This article was originally published by Radio Free Europe/Radio Liberty and is reprinted with permission.
The United States said a cybercrime resolution sponsored by Russia is an attempt to push state cyber controls and fears it will pass the United Nations General Assembly later this month.
The UN’s Third Committee approved the Russian resolution on November 18 by a vote of 88 to 58 with 34 countries abstaining. The UN General Assembly is expected to vote on the resolution by December 24.
Belarus, a coauthor of the resolution, China, Venezuela, Nicaragua, Iran, and Indonesia were among the supporters of the bill. The United States, the European Union represented by Finland, Canada, and Japan were among those that voted against it.
The resolution — Countering The Use Of Information And Communications Technologies For Criminal Purposes — would create a new cybercrime treaty written by Russia, a country analysts have said is cracking down on Internet freedom at home to stifle opposition to the Kremlin.
“The Russians clearly are interested in pushing their vision of what the Internet should look like in the future, and that’s conflating this idea of cybercrime with cybersecurity and cyber controls,” a State Department official told media on December 19.
Russia wants “a form of lockdown on information” over the Internet and a “curtailment of those freedoms” that the United States stands for, the State Department official said.
The UN General Assembly vote comes less than two months after Russia’s so-called “sovereign Internet” law came into force. The controversial law requires providers to install equipment that could route Russian web traffic through points that are controlled by the state. Critics say “sovereign Internet law” legislation is an attempt to increase censorship.
Pass The UNGA
Washington fears the UN General Assembly will pass the bill because many countries don’t understand the complexities, the official said. Russia has also been lobbying countries for years about the issue.

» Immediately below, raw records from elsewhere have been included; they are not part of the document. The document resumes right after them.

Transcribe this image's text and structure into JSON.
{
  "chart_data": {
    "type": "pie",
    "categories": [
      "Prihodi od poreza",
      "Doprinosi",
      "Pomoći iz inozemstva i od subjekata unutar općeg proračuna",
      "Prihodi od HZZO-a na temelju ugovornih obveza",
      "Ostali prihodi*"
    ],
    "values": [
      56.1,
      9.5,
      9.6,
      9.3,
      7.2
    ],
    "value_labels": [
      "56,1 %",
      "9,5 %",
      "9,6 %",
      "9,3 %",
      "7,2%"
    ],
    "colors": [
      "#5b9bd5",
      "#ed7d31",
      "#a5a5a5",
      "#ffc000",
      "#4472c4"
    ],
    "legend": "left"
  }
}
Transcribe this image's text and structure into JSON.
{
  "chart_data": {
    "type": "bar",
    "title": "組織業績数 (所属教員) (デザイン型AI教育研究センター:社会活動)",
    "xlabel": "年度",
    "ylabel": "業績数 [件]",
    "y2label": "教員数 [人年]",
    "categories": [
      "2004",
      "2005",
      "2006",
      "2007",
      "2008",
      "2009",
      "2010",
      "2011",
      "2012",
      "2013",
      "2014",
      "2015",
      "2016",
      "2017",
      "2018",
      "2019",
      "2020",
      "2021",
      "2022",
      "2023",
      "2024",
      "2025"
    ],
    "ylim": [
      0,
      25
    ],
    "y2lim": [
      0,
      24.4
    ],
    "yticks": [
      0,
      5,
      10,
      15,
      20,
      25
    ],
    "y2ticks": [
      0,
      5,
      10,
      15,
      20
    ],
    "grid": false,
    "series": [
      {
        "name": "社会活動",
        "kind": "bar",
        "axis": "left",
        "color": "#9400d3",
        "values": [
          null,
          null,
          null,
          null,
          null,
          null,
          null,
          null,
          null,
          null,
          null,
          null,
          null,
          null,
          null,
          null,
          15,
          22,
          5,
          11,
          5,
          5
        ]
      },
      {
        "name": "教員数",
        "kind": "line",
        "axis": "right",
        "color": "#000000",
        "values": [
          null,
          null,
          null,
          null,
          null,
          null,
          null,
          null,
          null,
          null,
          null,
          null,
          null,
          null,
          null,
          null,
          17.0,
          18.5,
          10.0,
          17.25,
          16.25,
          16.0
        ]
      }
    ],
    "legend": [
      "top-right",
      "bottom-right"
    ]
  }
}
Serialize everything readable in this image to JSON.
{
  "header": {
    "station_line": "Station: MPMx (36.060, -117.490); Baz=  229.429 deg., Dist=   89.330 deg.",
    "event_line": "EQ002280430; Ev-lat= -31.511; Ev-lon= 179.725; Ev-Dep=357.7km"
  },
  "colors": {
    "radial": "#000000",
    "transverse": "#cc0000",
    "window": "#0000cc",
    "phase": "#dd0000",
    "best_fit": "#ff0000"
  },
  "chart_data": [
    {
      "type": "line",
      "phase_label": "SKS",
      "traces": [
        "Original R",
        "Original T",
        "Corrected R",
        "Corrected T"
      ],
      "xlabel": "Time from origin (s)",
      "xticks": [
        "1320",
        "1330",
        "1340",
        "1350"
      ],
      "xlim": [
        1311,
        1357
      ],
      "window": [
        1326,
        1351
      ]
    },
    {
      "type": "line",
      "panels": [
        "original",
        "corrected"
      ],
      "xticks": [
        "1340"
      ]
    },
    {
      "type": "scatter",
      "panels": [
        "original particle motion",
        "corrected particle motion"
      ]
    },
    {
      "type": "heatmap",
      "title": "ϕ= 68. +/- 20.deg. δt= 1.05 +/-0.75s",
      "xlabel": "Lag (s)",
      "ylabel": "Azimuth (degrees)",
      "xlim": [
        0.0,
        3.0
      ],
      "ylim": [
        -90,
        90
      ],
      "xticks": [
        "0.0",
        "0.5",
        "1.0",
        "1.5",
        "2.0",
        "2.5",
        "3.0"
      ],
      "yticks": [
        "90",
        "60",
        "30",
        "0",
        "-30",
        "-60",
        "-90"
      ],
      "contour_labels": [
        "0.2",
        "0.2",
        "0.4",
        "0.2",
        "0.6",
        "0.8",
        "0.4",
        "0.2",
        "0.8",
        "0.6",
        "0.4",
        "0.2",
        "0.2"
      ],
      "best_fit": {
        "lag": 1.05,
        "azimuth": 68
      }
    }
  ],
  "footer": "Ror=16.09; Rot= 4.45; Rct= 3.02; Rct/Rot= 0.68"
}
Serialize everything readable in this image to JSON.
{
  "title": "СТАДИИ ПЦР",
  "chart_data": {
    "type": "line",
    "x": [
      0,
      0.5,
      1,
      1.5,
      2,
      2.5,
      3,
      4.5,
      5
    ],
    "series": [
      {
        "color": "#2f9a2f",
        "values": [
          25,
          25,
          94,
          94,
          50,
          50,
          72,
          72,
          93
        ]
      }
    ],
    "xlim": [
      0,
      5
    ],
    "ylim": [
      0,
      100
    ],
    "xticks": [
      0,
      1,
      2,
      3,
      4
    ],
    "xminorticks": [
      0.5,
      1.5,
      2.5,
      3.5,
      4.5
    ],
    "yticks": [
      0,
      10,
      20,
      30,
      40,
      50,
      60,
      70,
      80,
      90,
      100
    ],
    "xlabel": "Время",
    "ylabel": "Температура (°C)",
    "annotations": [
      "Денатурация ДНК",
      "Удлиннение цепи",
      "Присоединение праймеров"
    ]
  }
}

“On its surface, certainly a cybercrime treaty sounds like a good idea. Who wouldn’t want it? The problem is in trying to explain to those countries not as familiar with this issue set that there are mechanisms already existent and that what the Russians are really driving at is a problematic issue,” the official said.
During the November 18 vote at the United Nations, Russia argued the resolution is necessary because there is a lack of instruments to tackle cybercrime, which it called a national security priority.
The U.S. representative said at the time that Russia’s draft lacked a “reasoned basis” because it had not been based on any report or study. Other anti-crime resolutions are founded on years of preparations by experts while the Russian resolution skipped that process.
Finland’s representative called Russia’s cybersecurity resolution “premature” and reiterated that no preparatory work had been done in the General Assembly while Canada’s representative said the international community already has a tool to deal with the problem in the Budapest Convention on Cybercrime.
The representative for Iran — which recently shut down its Internet for several days amid sometimes-violent protests following a government decision to hike gasoline prices — called the resolution a timely step.